The foreign ministers of the ten-member Association of Southeast Asian Nations issued a joint statement calling on the United States and Iran to sustain their peace negotiations, demanding full and effective implementation of the ceasefire, and urging all parties to exercise restraint and halt attacks across all fronts in the Middle East — a collective diplomatic intervention that brings the voice of one of the world’s most energy-dependent regional blocs directly into the Hormuz crisis.
The ASEAN statement is notable for its specificity and its legal grounding. Rather than issuing a generic call for peace, the ministers anchored their demand for Hormuz access explicitly in the 1982 United Nations Convention on the Law of the Sea, stating that maritime security and freedom of navigation must be ensured especially for merchant and non-combatant vessels in accordance with UNCLOS. By invoking international maritime law directly, ASEAN is telling Tehran — and Washington — that the question of Strait of Hormuz passage is not a bilateral bargaining chip between the US and Iran but a matter of established international legal obligation that the global community expects to be upheld regardless of the political negotiations underway in Islamabad.
The ministers called for the full and effective implementation of the ceasefire, language that goes beyond merely supporting its existence — it is a demand that the terms be honoured comprehensively rather than selectively. That distinction matters enormously in the current context. Iran has maintained that the ceasefire permits it to retain IRGC control over Hormuz passage and charge fees for transit. Trump posted on Truth Social on Friday warning Iran to stop charging tanker fees immediately. ASEAN’s invocation of UNCLOS-based freedom of navigation effectively sides with the American position that the strait cannot be subject to Iranian toll collection, while doing so through the language of international law rather than political confrontation.
The call to stop attacks across all fronts is a direct reference to the Lebanon dimension that has been the ceasefire’s primary fault line since April 8. Israel has continued striking Hezbollah targets in Lebanon with explicit American approval, Iran has cited those strikes as justification for halting oil tanker passage, and the international community — now including ASEAN alongside the EU, France, Germany, the UK, Italy, Canada, and Australia — has been pushing for the ceasefire to be extended to Lebanese territory. ASEAN’s all fronts language aligns it with that international consensus without naming Israel or Hezbollah specifically, preserving the bloc’s traditional posture of non-interference in bilateral disputes while making its position on the outcome unmistakably clear.
The economic motivation behind the ASEAN statement is direct and quantifiable. Southeast Asian economies are among the most exposed in the world to Strait of Hormuz disruption. The bloc’s major economies — Indonesia, Malaysia, Thailand, Vietnam, the Philippines, and Singapore — are heavily dependent on Gulf energy imports, and Singapore’s role as a global shipping and refining hub makes any sustained Hormuz closure a direct threat to its economic model. The EIA data shows that approximately 84% of crude oil moving through the Strait of Hormuz is destined for Asian markets, with Southeast Asian nations collectively representing a significant share of that flow alongside China, India, Japan, and South Korea.

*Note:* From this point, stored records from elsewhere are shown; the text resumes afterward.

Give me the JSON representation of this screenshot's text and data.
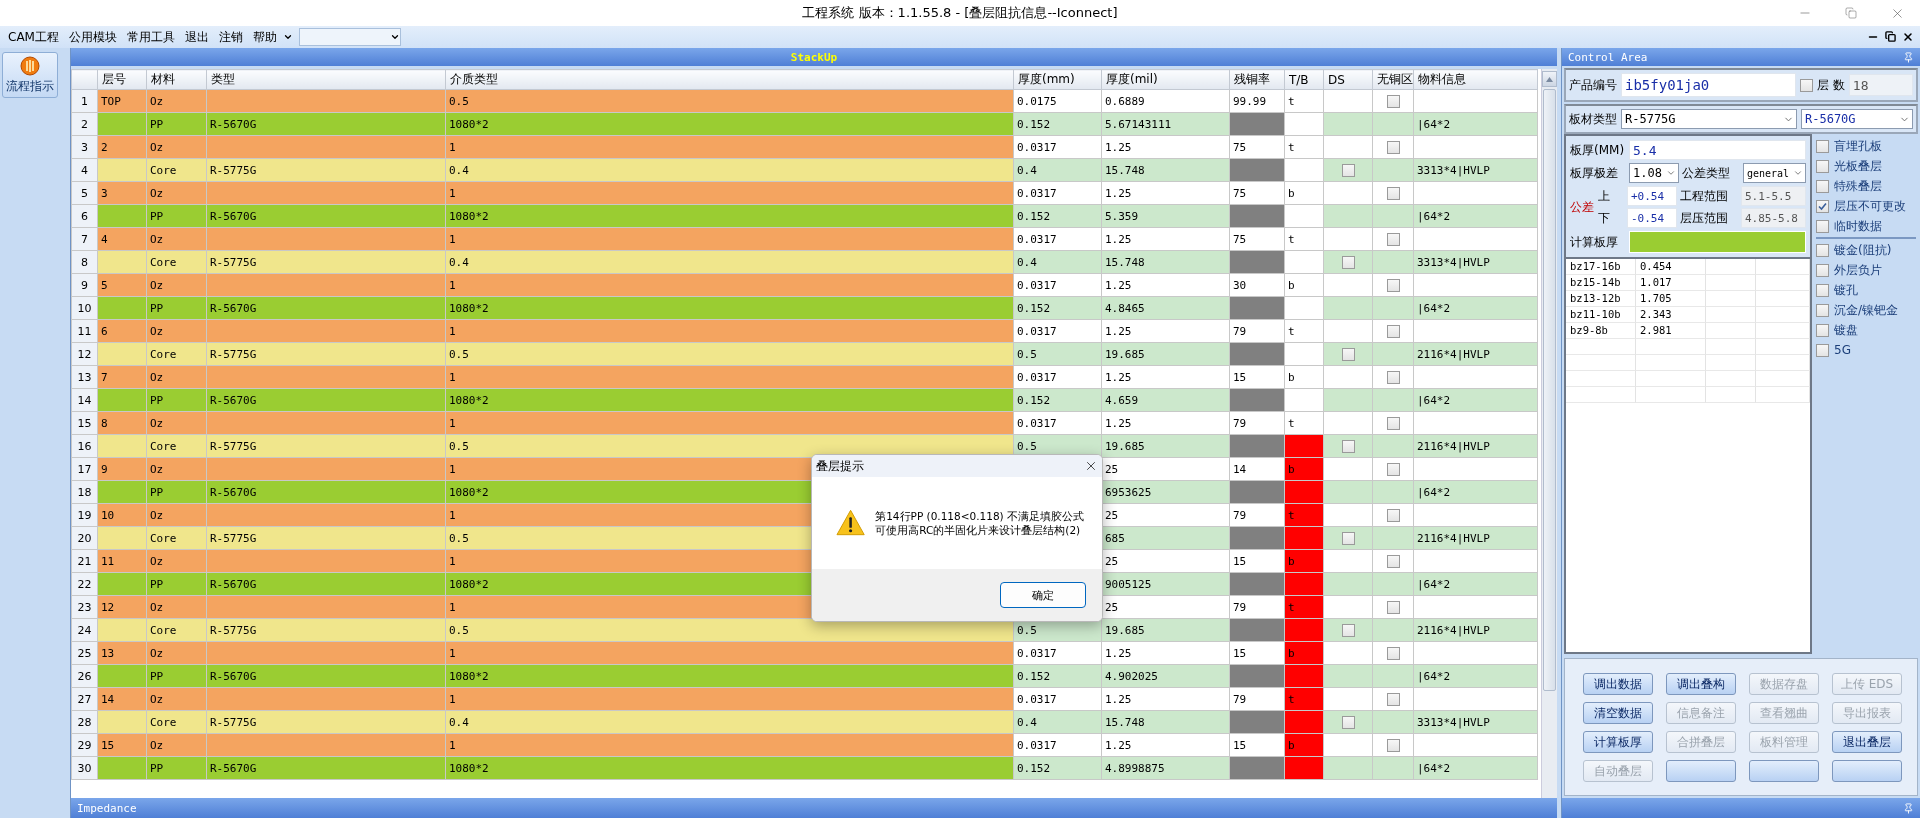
{
  "window": {
    "title": "工程系统   版本：1.1.55.8 - [叠层阻抗信息--Iconnect]"
  },
  "menu": {
    "items": [
      "CAM工程",
      "公用模块",
      "常用工具",
      "退出",
      "注销",
      "帮助"
    ]
  },
  "sidebar": {
    "items": [
      {
        "label": "流程指示",
        "selected": true
      }
    ]
  },
  "stackup": {
    "title": "StackUp",
    "columns": [
      "层号",
      "材料",
      "类型",
      "介质类型",
      "厚度(mm)",
      "厚度(mil)",
      "残铜率",
      "T/B",
      "DS",
      "无铜区",
      "物料信息"
    ],
    "rows": [
      {
        "n": "1",
        "kind": "copper",
        "layer": "TOP",
        "material": "Oz",
        "dielectric": "0.5",
        "mm": "0.0175",
        "mil": "0.6889",
        "cu": "99.99",
        "tb": "t",
        "tb_error": false,
        "cu_free": false
      },
      {
        "n": "2",
        "kind": "prepreg",
        "material": "PP",
        "type": "R-5670G",
        "dielectric": "1080*2",
        "mm": "0.152",
        "mil": "5.67143111",
        "tb_error": false,
        "info": "|64*2"
      },
      {
        "n": "3",
        "kind": "copper",
        "layer": "2",
        "material": "Oz",
        "dielectric": "1",
        "mm": "0.0317",
        "mil": "1.25",
        "cu": "75",
        "tb": "t",
        "tb_error": false,
        "cu_free": false
      },
      {
        "n": "4",
        "kind": "core",
        "material": "Core",
        "type": "R-5775G",
        "dielectric": "0.4",
        "mm": "0.4",
        "mil": "15.748",
        "tb_error": false,
        "ds": false,
        "info": "3313*4|HVLP"
      },
      {
        "n": "5",
        "kind": "copper",
        "layer": "3",
        "material": "Oz",
        "dielectric": "1",
        "mm": "0.0317",
        "mil": "1.25",
        "cu": "75",
        "tb": "b",
        "tb_error": false,
        "cu_free": false
      },
      {
        "n": "6",
        "kind": "prepreg",
        "material": "PP",
        "type": "R-5670G",
        "dielectric": "1080*2",
        "mm": "0.152",
        "mil": "5.359",
        "tb_error": false,
        "info": "|64*2"
      },
      {
        "n": "7",
        "kind": "copper",
        "layer": "4",
        "material": "Oz",
        "dielectric": "1",
        "mm": "0.0317",
        "mil": "1.25",
        "cu": "75",
        "tb": "t",
        "tb_error": false,
        "cu_free": false
      },
      {
        "n": "8",
        "kind": "core",
        "material": "Core",
        "type": "R-5775G",
        "dielectric": "0.4",
        "mm": "0.4",
        "mil": "15.748",
        "tb_error": false,
        "ds": false,
        "info": "3313*4|HVLP"
      },
      {
        "n": "9",
        "kind": "copper",
        "layer": "5",
        "material": "Oz",
        "dielectric": "1",
        "mm": "0.0317",
        "mil": "1.25",
        "cu": "30",
        "tb": "b",
        "tb_error": false,
        "cu_free": false
      },
      {
        "n": "10",
        "kind": "prepreg",
        "material": "PP",
        "type": "R-5670G",
        "dielectric": "1080*2",
        "mm": "0.152",
        "mil": "4.8465",
        "tb_error": false,
        "info": "|64*2"
      },
      {
        "n": "11",
        "kind": "copper",
        "layer": "6",
        "material": "Oz",
        "dielectric": "1",
        "mm": "0.0317",
        "mil": "1.25",
        "cu": "79",
        "tb": "t",
        "tb_error": false,
        "cu_free": false
      },
      {
        "n": "12",
        "kind": "core",
        "material": "Core",
        "type": "R-5775G",
        "dielectric": "0.5",
        "mm": "0.5",
        "mil": "19.685",
        "tb_error": false,
        "ds": false,
        "info": "2116*4|HVLP"
      },
      {
        "n": "13",
        "kind": "copper",
        "layer": "7",
        "material": "Oz",
        "dielectric": "1",
        "mm": "0.0317",
        "mil": "1.25",
        "cu": "15",
        "tb": "b",
        "tb_error": false,
        "cu_free": false
      },
      {
        "n": "14",
        "kind": "prepreg",
        "material": "PP",
        "type": "R-5670G",
        "dielectric": "1080*2",
        "mm": "0.152",
        "mil": "4.659",
        "tb_error": false,
        "info": "|64*2"
      },
      {
        "n": "15",
        "kind": "copper",
        "layer": "8",
        "material": "Oz",
        "dielectric": "1",
        "mm": "0.0317",
        "mil": "1.25",
        "cu": "79",
        "tb": "t",
        "tb_error": false,
        "cu_free": false
      },
      {
        "n": "16",
        "kind": "core",
        "material": "Core",
        "type": "R-5775G",
        "dielectric": "0.5",
        "mm": "0.5",
        "mil": "19.685",
        "tb_error": true,
        "ds": false,
        "info": "2116*4|HVLP"
      },
      {
        "n": "17",
        "kind": "copper",
        "layer": "9",
        "material": "Oz",
        "dielectric": "1",
        "mil": "25",
        "cu": "14",
        "tb": "b",
        "tb_error": true,
        "cu_free": false
      },
      {
        "n": "18",
        "kind": "prepreg",
        "material": "PP",
        "type": "R-5670G",
        "dielectric": "1080*2",
        "mil": "6953625",
        "tb_error": true,
        "info": "|64*2"
      },
      {
        "n": "19",
        "kind": "copper",
        "layer": "10",
        "material": "Oz",
        "dielectric": "1",
        "mil": "25",
        "cu": "79",
        "tb": "t",
        "tb_error": true,
        "cu_free": false
      },
      {
        "n": "20",
        "kind": "core",
        "material": "Core",
        "type": "R-5775G",
        "dielectric": "0.5",
        "mil": "685",
        "tb_error": true,
        "ds": false,
        "info": "2116*4|HVLP"
      },
      {
        "n": "21",
        "kind": "copper",
        "layer": "11",
        "material": "Oz",
        "dielectric": "1",
        "mil": "25",
        "cu": "15",
        "tb": "b",
        "tb_error": true,
        "cu_free": false
      },
      {
        "n": "22",
        "kind": "prepreg",
        "material": "PP",
        "type": "R-5670G",
        "dielectric": "1080*2",
        "mil": "9005125",
        "tb_error": true,
        "info": "|64*2"
      },
      {
        "n": "23",
        "kind": "copper",
        "layer": "12",
        "material": "Oz",
        "dielectric": "1",
        "mil": "25",
        "cu": "79",
        "tb": "t",
        "tb_error": true,
        "cu_free": false
      },
      {
        "n": "24",
        "kind": "core",
        "material": "Core",
        "type": "R-5775G",
        "dielectric": "0.5",
        "mm": "0.5",
        "mil": "19.685",
        "tb_error": true,
        "ds": false,
        "info": "2116*4|HVLP"
      },
      {
        "n": "25",
        "kind": "copper",
        "layer": "13",
        "material": "Oz",
        "dielectric": "1",
        "mm": "0.0317",
        "mil": "1.25",
        "cu": "15",
        "tb": "b",
        "tb_error": true,
        "cu_free": false
      },
      {
        "n": "26",
        "kind": "prepreg",
        "material": "PP",
        "type": "R-5670G",
        "dielectric": "1080*2",
        "mm": "0.152",
        "mil": "4.902025",
        "tb_error": true,
        "info": "|64*2"
      },
      {
        "n": "27",
        "kind": "copper",
        "layer": "14",
        "material": "Oz",
        "dielectric": "1",
        "mm": "0.0317",
        "mil": "1.25",
        "cu": "79",
        "tb": "t",
        "tb_error": true,
        "cu_free": false
      },
      {
        "n": "28",
        "kind": "core",
        "material": "Core",
        "type": "R-5775G",
        "dielectric": "0.4",
        "mm": "0.4",
        "mil": "15.748",
        "tb_error": true,
        "ds": false,
        "info": "3313*4|HVLP"
      },
      {
        "n": "29",
        "kind": "copper",
        "layer": "15",
        "material": "Oz",
        "dielectric": "1",
        "mm": "0.0317",
        "mil": "1.25",
        "cu": "15",
        "tb": "b",
        "tb_error": true,
        "cu_free": false
      },
      {
        "n": "30",
        "kind": "prepreg",
        "material": "PP",
        "type": "R-5670G",
        "dielectric": "1080*2",
        "mm": "0.152",
        "mil": "4.8998875",
        "tb_error": true,
        "info": "|64*2"
      }
    ]
  },
  "dialog": {
    "title": "叠层提示",
    "message": [
      "第14行PP (0.118<0.118) 不满足填胶公式",
      "可使用高RC的半固化片来设计叠层结构(2)"
    ],
    "button": "确定"
  },
  "impedance": {
    "title": "Impedance"
  },
  "control_area": {
    "title": "Control Area",
    "product_no": {
      "label": "产品编号",
      "value": "ib5fy01ja0"
    },
    "layer_count": {
      "label": "层 数",
      "checked": false,
      "value": "18"
    },
    "material": {
      "label": "板材类型",
      "core": "R-5775G",
      "prepreg": "R-5670G"
    },
    "thickness": {
      "label": "板厚(MM)",
      "value": "5.4"
    },
    "thickness_range": {
      "label": "板厚极差",
      "value": "1.08"
    },
    "tolerance_type": {
      "label": "公差类型",
      "value": "general"
    },
    "tolerance": {
      "label": "公差",
      "upper_label": "上",
      "upper": "+0.54",
      "lower_label": "下",
      "lower": "-0.54"
    },
    "eng_range": {
      "label": "工程范围",
      "value": "5.1-5.5"
    },
    "press_range": {
      "label": "层压范围",
      "value": "4.85-5.8"
    },
    "calc": {
      "label": "计算板厚"
    },
    "options": [
      [
        {
          "label": "盲埋孔板",
          "checked": false
        },
        {
          "label": "光板叠层",
          "checked": false
        },
        {
          "label": "特殊叠层",
          "checked": false
        },
        {
          "label": "层压不可更改",
          "checked": true
        },
        {
          "label": "临时数据",
          "checked": false
        }
      ],
      [
        {
          "label": "镀金(阻抗)",
          "checked": false
        },
        {
          "label": "外层负片",
          "checked": false
        },
        {
          "label": "镀孔",
          "checked": false
        },
        {
          "label": "沉金/镍钯金",
          "checked": false
        },
        {
          "label": "镀盘",
          "checked": false
        },
        {
          "label": "5G",
          "checked": false
        }
      ]
    ],
    "results": [
      {
        "name": "bz17-16b",
        "value": "0.454"
      },
      {
        "name": "bz15-14b",
        "value": "1.017"
      },
      {
        "name": "bz13-12b",
        "value": "1.705"
      },
      {
        "name": "bz11-10b",
        "value": "2.343"
      },
      {
        "name": "bz9-8b",
        "value": "2.981"
      }
    ],
    "buttons": [
      {
        "label": "调出数据",
        "disabled": false
      },
      {
        "label": "调出叠构",
        "disabled": false
      },
      {
        "label": "数据存盘",
        "disabled": true
      },
      {
        "label": "上传 EDS",
        "disabled": true
      },
      {
        "label": "清空数据",
        "disabled": false
      },
      {
        "label": "信息备注",
        "disabled": true
      },
      {
        "label": "查看翘曲",
        "disabled": true
      },
      {
        "label": "导出报表",
        "disabled": true
      },
      {
        "label": "计算板厚",
        "disabled": false
      },
      {
        "label": "合拼叠层",
        "disabled": true
      },
      {
        "label": "板料管理",
        "disabled": true
      },
      {
        "label": "退出叠层",
        "disabled": false
      },
      {
        "label": "自动叠层",
        "disabled": true
      },
      {
        "disabled": false
      },
      {
        "disabled": false
      },
      {
        "disabled": false
      }
    ]
  }
}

The statement also carries diplomatic weight because ASEAN includes members with working relationships with both Washington and Tehran. Malaysia and Indonesia, both majority-Muslim nations with significant trade ties to the Middle East, have maintained channels with Iran throughout the conflict — Malaysia was among the countries added to Iran’s list of friendly nations permitted safe passage through the strait during the war. That relationship gives ASEAN’s collective voice a degree of credibility in Tehran that a purely Western diplomatic intervention would not have, and makes the joint statement a more meaningful signal than its measured language might initially suggest.
For the Islamabad talks, the ASEAN statement adds to the mounting international pressure on both sides to produce a durable outcome. The World Bank warned hours earlier that even a held ceasefire will cost the global economy 0.2 to 0.3 percentage points of growth and potentially 300 basis points of additional inflation. Trump warned Iran over tanker fees on Truth Social. ASEAN has now formally demanded freedom of navigation under international law. The diplomatic and economic case for genuine Hormuz reopening has never been more clearly articulated from more directions simultaneously — and the Islamabad talks have less than two weeks to translate that pressure into something concrete.